More than one million Wisconsin voters approved a constitutional amendment altering state law to protect alleged victims of crime in a historic election, according to Monday results. The amendment, known as Marsy’s Law, was supported by 76 percent of voters after being approved overwhelmingly by Wisconsin’s legislature in May 2019. Marsy’s law now covers nearly 134 million Americans, or 40 percent of the population.
The Marsy’s Law national campaign was founded and funded by California billionaire Dr. Henry Nicholas, who took action after his sister was stalked and murdered by her ex-boyfriend in 1983. Marsy’s law was first passed in Nicholas’s home state of California with 54 percent approval, and it has since been adopted in Ohio, Pennsylvania and other states. Advocates for the law claim that it offers alleged victims the same rights as the accused by adding 16 new rights to the Constitution. Among those protected are the victim’s right to privacy, the right to attend all proceedings involving the case and the right to receive notice when the accused is released.

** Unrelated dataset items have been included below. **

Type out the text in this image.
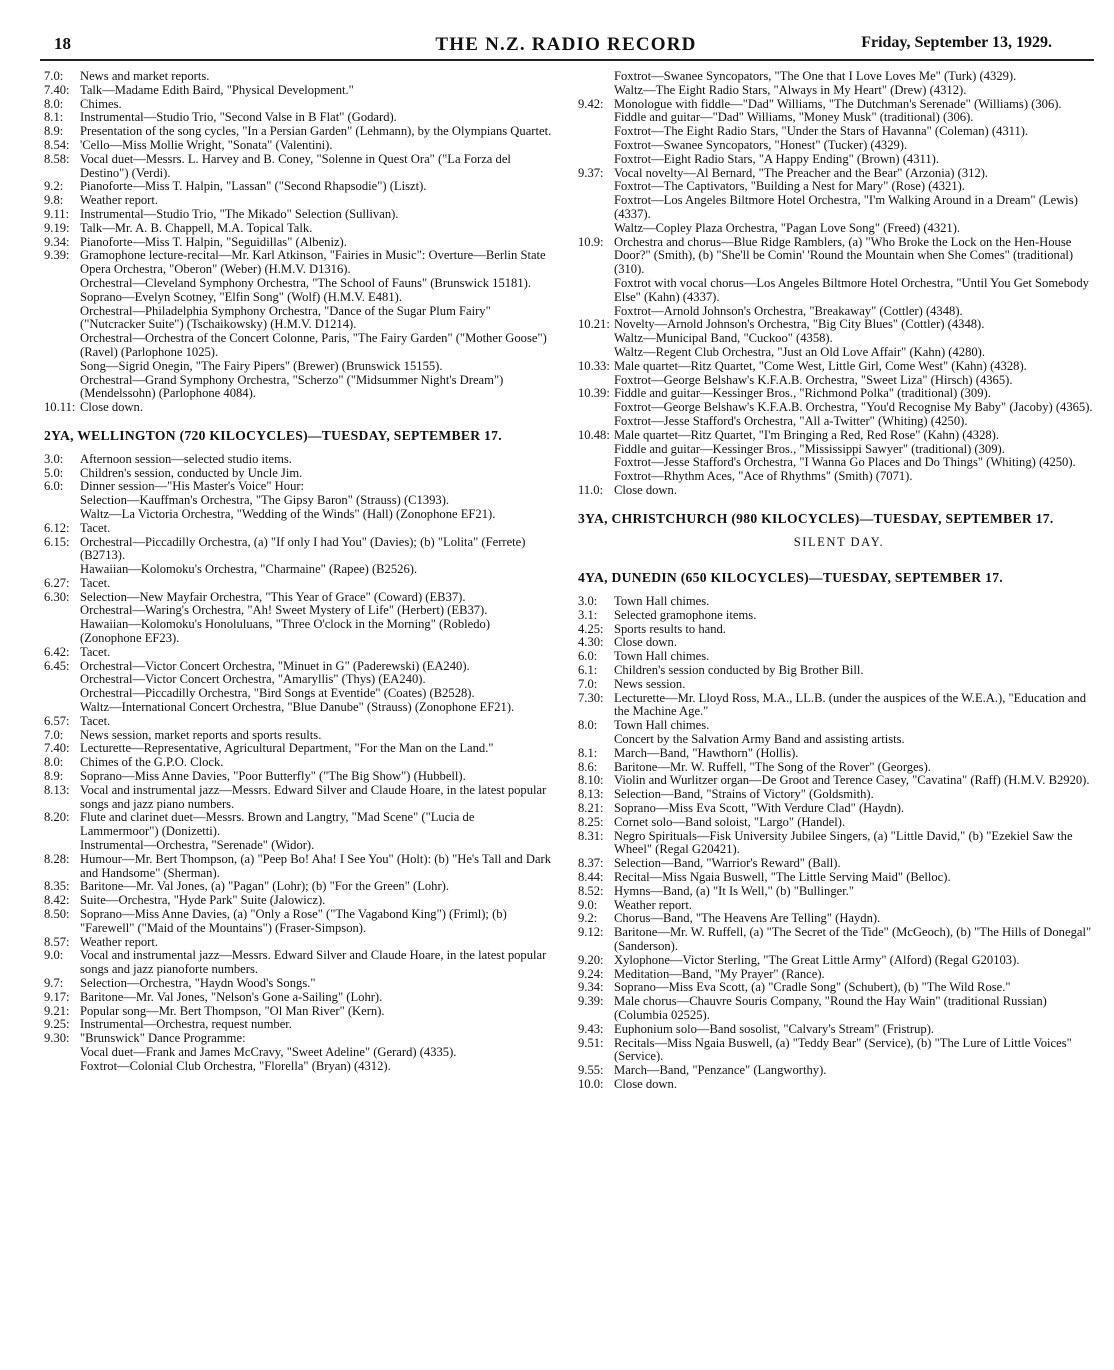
18	THE N.Z. RADIO RECORD	Friday, September 13, 1929.
7.0:	News and market reports.
7.40: Talk—Madame Edith Baird, "Physical Development."
8.0:	Chimes.
8.1:	Instrumental—Studio Trio, "Second Valse in B Flat" (Godard).
8.9:	Presentation of the song cycles, "In a Persian Garden" (Lehmann), by the Olympians Quartet.
8.54: 'Cello—Miss Mollie Wright, "Sonata" (Valentini).
8.58: Vocal duet—Messrs. L. Harvey and B. Coney, "Solenne in Quest Ora" ("La Forza del Destino") (Verdi).
9.2:	Pianoforte—Miss T. Halpin, "Lassan" ("Second Rhapsodie") (Liszt).
9.8:	Weather report.
9.11: Instrumental—Studio Trio, "The Mikado" Selection (Sullivan).
9.19: Talk—Mr. A. B. Chappell, M.A. Topical Talk.
9.34: Pianoforte—Miss T. Halpin, "Seguidillas" (Albeniz).
9.39: Gramophone lecture-recital—Mr. Karl Atkinson, "Fairies in Music": Overture—Berlin State Opera Orchestra, "Oberon" (Weber) (H.M.V. D1316).
Orchestral—Cleveland Symphony Orchestra, "The School of Fauns" (Brunswick 15181).
Soprano—Evelyn Scotney, "Elfin Song" (Wolf) (H.M.V. E481).
Orchestral—Philadelphia Symphony Orchestra, "Dance of the Sugar Plum Fairy" ("Nutcracker Suite") (Tschaikowsky) (H.M.V. D1214).
Orchestral—Orchestra of the Concert Colonne, Paris, "The Fairy Garden" ("Mother Goose") (Ravel) (Parlophone 1025).
Song—Sigrid Onegin, "The Fairy Pipers" (Brewer) (Brunswick 15155).
Orchestral—Grand Symphony Orchestra, "Scherzo" ("Midsummer Night's Dream") (Mendelssohn) (Parlophone 4084).
10.11: Close down.
2YA, WELLINGTON (720 KILOCYCLES)—TUESDAY, SEPTEMBER 17.
3.0:	Afternoon session—selected studio items.
5.0:	Children's session, conducted by Uncle Jim.
6.0:	Dinner session—"His Master's Voice" Hour:
Selection—Kauffman's Orchestra, "The Gipsy Baron" (Strauss) (C1393).
Waltz—La Victoria Orchestra, "Wedding of the Winds" (Hall) (Zonophone EF21).
6.12: Tacet.
6.15: Orchestral—Piccadilly Orchestra, (a) "If only I had You" (Davies); (b) "Lolita" (Ferrete) (B2713).
Hawaiian—Kolomoku's Orchestra, "Charmaine" (Rapee) (B2526).
6.27: Tacet.
6.30: Selection—New Mayfair Orchestra, "This Year of Grace" (Coward) (EB37).
Orchestral—Waring's Orchestra, "Ah! Sweet Mystery of Life" (Herbert) (EB37).
Hawaiian—Kolomoku's Honoluluans, "Three O'clock in the Morning" (Robledo) (Zonophone EF23).
6.42: Tacet.
6.45: Orchestral—Victor Concert Orchestra, "Minuet in G" (Paderewski) (EA240).
Orchestral—Victor Concert Orchestra, "Amaryllis" (Thys) (EA240).
Orchestral—Piccadilly Orchestra, "Bird Songs at Eventide" (Coates) (B2528).
Waltz—International Concert Orchestra, "Blue Danube" (Strauss) (Zonophone EF21).
6.57: Tacet.
7.0:	News session, market reports and sports results.
7.40: Lecturette—Representative, Agricultural Department, "For the Man on the Land."
8.0:	Chimes of the G.P.O. Clock.
8.9:	Soprano—Miss Anne Davies, "Poor Butterfly" ("The Big Show") (Hubbell).
8.13: Vocal and instrumental jazz—Messrs. Edward Silver and Claude Hoare, in the latest popular songs and jazz piano numbers.
8.20: Flute and clarinet duet—Messrs. Brown and Langtry, "Mad Scene" ("Lucia de Lammermoor") (Donizetti).
Instrumental—Orchestra, "Serenade" (Widor).
8.28: Humour—Mr. Bert Thompson, (a) "Peep Bo! Aha! I See You" (Holt): (b) "He's Tall and Dark and Handsome" (Sherman).
8.35: Baritone—Mr. Val Jones, (a) "Pagan" (Lohr); (b) "For the Green" (Lohr).
8.42: Suite—Orchestra, "Hyde Park" Suite (Jalowicz).
8.50: Soprano—Miss Anne Davies, (a) "Only a Rose" ("The Vagabond King") (Friml); (b) "Farewell" ("Maid of the Mountains") (Fraser-Simpson).
8.57: Weather report.
9.0:	Vocal and instrumental jazz—Messrs. Edward Silver and Claude Hoare, in the latest popular songs and jazz pianoforte numbers.
9.7:	Selection—Orchestra, "Haydn Wood's Songs."
9.17: Baritone—Mr. Val Jones, "Nelson's Gone a-Sailing" (Lohr).
9.21: Popular song—Mr. Bert Thompson, "Ol Man River" (Kern).
9.25: Instrumental—Orchestra, request number.
9.30: "Brunswick" Dance Programme:
Vocal duet—Frank and James McCravy, "Sweet Adeline" (Gerard) (4335).
Foxtrot—Colonial Club Orchestra, "Florella" (Bryan) (4312).
Foxtrot—Swanee Syncopators, "The One that I Love Loves Me" (Turk) (4329).
Waltz—The Eight Radio Stars, "Always in My Heart" (Drew) (4312).
9.42: Monologue with fiddle—"Dad" Williams, "The Dutchman's Serenade" (Williams) (306).
Fiddle and guitar—"Dad" Williams, "Money Musk" (traditional) (306).
Foxtrot—The Eight Radio Stars, "Under the Stars of Havanna" (Coleman) (4311).
Foxtrot—Swanee Syncopators, "Honest" (Tucker) (4329).
Foxtrot—Eight Radio Stars, "A Happy Ending" (Brown) (4311).
9.37: Vocal novelty—Al Bernard, "The Preacher and the Bear" (Arzonia) (312).
Foxtrot—The Captivators, "Building a Nest for Mary" (Rose) (4321).
Foxtrot—Los Angeles Biltmore Hotel Orchestra, "I'm Walking Around in a Dream" (Lewis) (4337).
Waltz—Copley Plaza Orchestra, "Pagan Love Song" (Freed) (4321).
10.9: Orchestra and chorus—Blue Ridge Ramblers, (a) "Who Broke the Lock on the Hen-House Door?" (Smith), (b) "She'll be Comin' 'Round the Mountain when She Comes" (traditional) (310).
Foxtrot with vocal chorus—Los Angeles Biltmore Hotel Orchestra, "Until You Get Somebody Else" (Kahn) (4337).
Foxtrot—Arnold Johnson's Orchestra, "Breakaway" (Cottler) (4348).
10.21: Novelty—Arnold Johnson's Orchestra, "Big City Blues" (Cottler) (4348).
Waltz—Municipal Band, "Cuckoo" (4358).
Waltz—Regent Club Orchestra, "Just an Old Love Affair" (Kahn) (4280).
10.33: Male quartet—Ritz Quartet, "Come West, Little Girl, Come West" (Kahn) (4328).
Foxtrot—George Belshaw's K.F.A.B. Orchestra, "Sweet Liza" (Hirsch) (4365).
10.39: Fiddle and guitar—Kessinger Bros., "Richmond Polka" (traditional) (309).
Foxtrot—George Belshaw's K.F.A.B. Orchestra, "You'd Recognise My Baby" (Jacoby) (4365).
Foxtrot—Jesse Stafford's Orchestra, "All a-Twitter" (Whiting) (4250).
10.48: Male quartet—Ritz Quartet, "I'm Bringing a Red, Red Rose" (Kahn) (4328).
Fiddle and guitar—Kessinger Bros., "Mississippi Sawyer" (traditional) (309).
Foxtrot—Jesse Stafford's Orchestra, "I Wanna Go Places and Do Things" (Whiting) (4250).
Foxtrot—Rhythm Aces, "Ace of Rhythms" (Smith) (7071).
11.0: Close down.
3YA, CHRISTCHURCH (980 KILOCYCLES)—TUESDAY, SEPTEMBER 17.
SILENT DAY.
4YA, DUNEDIN (650 KILOCYCLES)—TUESDAY, SEPTEMBER 17.
3.0:	Town Hall chimes.
3.1:	Selected gramophone items.
4.25: Sports results to hand.
4.30: Close down.
6.0:	Town Hall chimes.
6.1:	Children's session conducted by Big Brother Bill.
7.0:	News session.
7.30: Lecturette—Mr. Lloyd Ross, M.A., LL.B. (under the auspices of the W.E.A.), "Education and the Machine Age."
8.0:	Town Hall chimes.
Concert by the Salvation Army Band and assisting artists.
8.1:	March—Band, "Hawthorn" (Hollis).
8.6:	Baritone—Mr. W. Ruffell, "The Song of the Rover" (Georges).
8.10: Violin and Wurlitzer organ—De Groot and Terence Casey, "Cavatina" (Raff) (H.M.V. B2920).
8.13: Selection—Band, "Strains of Victory" (Goldsmith).
8.21: Soprano—Miss Eva Scott, "With Verdure Clad" (Haydn).
8.25: Cornet solo—Band soloist, "Largo" (Handel).
8.31: Negro Spirituals—Fisk University Jubilee Singers, (a) "Little David," (b) "Ezekiel Saw the Wheel" (Regal G20421).
8.37: Selection—Band, "Warrior's Reward" (Ball).
8.44: Recital—Miss Ngaia Buswell, "The Little Serving Maid" (Belloc).
8.52: Hymns—Band, (a) "It Is Well," (b) "Bullinger."
9.0:	Weather report.
9.2:	Chorus—Band, "The Heavens Are Telling" (Haydn).
9.12: Baritone—Mr. W. Ruffell, (a) "The Secret of the Tide" (McGeoch), (b) "The Hills of Donegal" (Sanderson).
9.20: Xylophone—Victor Sterling, "The Great Little Army" (Alford) (Regal G20103).
9.24: Meditation—Band, "My Prayer" (Rance).
9.34: Soprano—Miss Eva Scott, (a) "Cradle Song" (Schubert), (b) "The Wild Rose."
9.39: Male chorus—Chauvre Souris Company, "Round the Hay Wain" (traditional Russian) (Columbia 02525).
9.43: Euphonium solo—Band sosolist, "Calvary's Stream" (Fristrup).
9.51: Recitals—Miss Ngaia Buswell, (a) "Teddy Bear" (Service), (b) "The Lure of Little Voices" (Service).
9.55: March—Band, "Penzance" (Langworthy).
10.0: Close down.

Marsy’s law, however, was not passed without controversy. Opponents of the law claim that it could undermine the rights of criminal defendants by eliminating the reference to a fair trial and interfering with the presumption that defendants are innocent until proven guilty. Additionally, the language of the law has been criticized as too abstract, leading to future problems with interpretation and modification. Thus far, problems with implementation have varied in each state.